McBride is well known for his 1995 memoir, the bestselling book The Color of Water, which describes his life growing up in a large, poor American-African family led by his white Jewish mother. She was strict and the daughter of an Orthodox rabbi. During her first marriage, to Rev. Andrew McBride, she converted to Christianity and became a devout Christian. The memoir, which won an Antifield-Wolf Book Award, over two years on The New York Times bestseller list, and has become an American classic. It is read in high schools and universities across America, has been translated into 16 languages, and sold more than 2.5 million copies.
His 2008 novel Song Yet Sung is about an enslaved woman who has dreams about the future, and a wide array of freed black people, enslaved people, and whites whose lives come together in the odyssey surrounding the last weeks of this woman's life.
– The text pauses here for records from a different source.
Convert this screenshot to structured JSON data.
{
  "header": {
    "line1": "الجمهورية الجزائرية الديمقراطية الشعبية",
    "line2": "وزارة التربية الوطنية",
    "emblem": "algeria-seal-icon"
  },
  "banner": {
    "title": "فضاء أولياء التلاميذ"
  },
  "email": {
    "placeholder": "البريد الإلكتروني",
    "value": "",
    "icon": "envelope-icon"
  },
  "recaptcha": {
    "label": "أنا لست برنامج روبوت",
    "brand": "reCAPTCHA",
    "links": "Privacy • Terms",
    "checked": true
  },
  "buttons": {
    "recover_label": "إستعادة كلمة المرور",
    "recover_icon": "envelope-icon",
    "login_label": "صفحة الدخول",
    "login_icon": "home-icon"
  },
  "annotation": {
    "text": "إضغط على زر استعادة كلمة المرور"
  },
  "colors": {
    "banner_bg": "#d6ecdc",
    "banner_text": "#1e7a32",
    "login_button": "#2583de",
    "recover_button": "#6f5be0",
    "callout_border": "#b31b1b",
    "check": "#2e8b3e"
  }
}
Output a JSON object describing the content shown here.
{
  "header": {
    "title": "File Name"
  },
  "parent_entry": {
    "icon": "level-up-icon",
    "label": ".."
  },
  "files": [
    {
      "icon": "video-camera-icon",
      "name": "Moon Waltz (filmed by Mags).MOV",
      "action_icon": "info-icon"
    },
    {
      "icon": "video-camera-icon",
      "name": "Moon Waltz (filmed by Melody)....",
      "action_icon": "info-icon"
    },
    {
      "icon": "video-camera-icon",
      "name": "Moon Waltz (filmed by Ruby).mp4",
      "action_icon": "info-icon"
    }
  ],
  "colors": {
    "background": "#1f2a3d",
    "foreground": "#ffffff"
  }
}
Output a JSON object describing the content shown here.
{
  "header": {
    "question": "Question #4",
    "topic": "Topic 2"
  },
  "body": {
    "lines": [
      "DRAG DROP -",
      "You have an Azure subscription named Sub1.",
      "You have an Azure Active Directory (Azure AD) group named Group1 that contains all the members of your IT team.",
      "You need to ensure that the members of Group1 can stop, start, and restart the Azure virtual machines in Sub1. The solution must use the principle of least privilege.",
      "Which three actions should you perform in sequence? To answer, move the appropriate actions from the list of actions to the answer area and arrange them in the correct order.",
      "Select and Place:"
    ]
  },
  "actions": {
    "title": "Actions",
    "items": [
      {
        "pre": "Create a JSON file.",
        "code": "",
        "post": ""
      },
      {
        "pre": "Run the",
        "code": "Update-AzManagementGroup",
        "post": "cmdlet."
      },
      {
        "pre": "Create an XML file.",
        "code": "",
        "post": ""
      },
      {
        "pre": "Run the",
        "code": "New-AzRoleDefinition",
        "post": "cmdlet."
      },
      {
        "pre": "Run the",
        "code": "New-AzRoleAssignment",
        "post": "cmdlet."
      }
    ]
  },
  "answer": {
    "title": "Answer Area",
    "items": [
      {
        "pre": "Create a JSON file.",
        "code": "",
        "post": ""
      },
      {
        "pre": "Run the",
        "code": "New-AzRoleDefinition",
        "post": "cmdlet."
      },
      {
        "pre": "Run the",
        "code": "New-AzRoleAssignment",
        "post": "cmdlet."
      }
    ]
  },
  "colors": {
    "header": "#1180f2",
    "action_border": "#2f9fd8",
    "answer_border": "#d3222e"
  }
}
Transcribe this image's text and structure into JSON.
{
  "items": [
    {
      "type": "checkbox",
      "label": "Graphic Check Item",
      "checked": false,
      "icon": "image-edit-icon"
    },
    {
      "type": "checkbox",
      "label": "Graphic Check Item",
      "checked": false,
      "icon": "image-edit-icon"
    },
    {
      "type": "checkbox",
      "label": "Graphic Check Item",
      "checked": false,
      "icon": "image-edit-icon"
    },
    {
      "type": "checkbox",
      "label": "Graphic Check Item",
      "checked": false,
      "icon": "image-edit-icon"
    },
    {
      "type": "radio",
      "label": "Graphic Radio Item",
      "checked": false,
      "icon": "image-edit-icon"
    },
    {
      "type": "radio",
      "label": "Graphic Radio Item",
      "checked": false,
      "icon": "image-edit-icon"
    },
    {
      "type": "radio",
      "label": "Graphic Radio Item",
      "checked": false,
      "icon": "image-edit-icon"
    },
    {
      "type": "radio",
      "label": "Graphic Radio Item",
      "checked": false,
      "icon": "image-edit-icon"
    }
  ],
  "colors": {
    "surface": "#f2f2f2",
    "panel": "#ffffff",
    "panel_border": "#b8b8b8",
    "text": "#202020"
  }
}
Harriet Tubman served as an inspiration for the book, which gives a fictional depiction of a code of communication that enslaved people used to help runaways attain freedom. The book, based on real events that occurred on Maryland's Eastern Shore, also featured the notorious criminal Patty Cannon as a villain.
On September 22, 2016, President Barack Obama awarded McBride the 2015 National Humanities Medal "for humanizing the complexities of discussing race in America. Through writings about his own uniquely American story, and his works of fiction informed by our shared history, his moving stories of love display the character of the American family.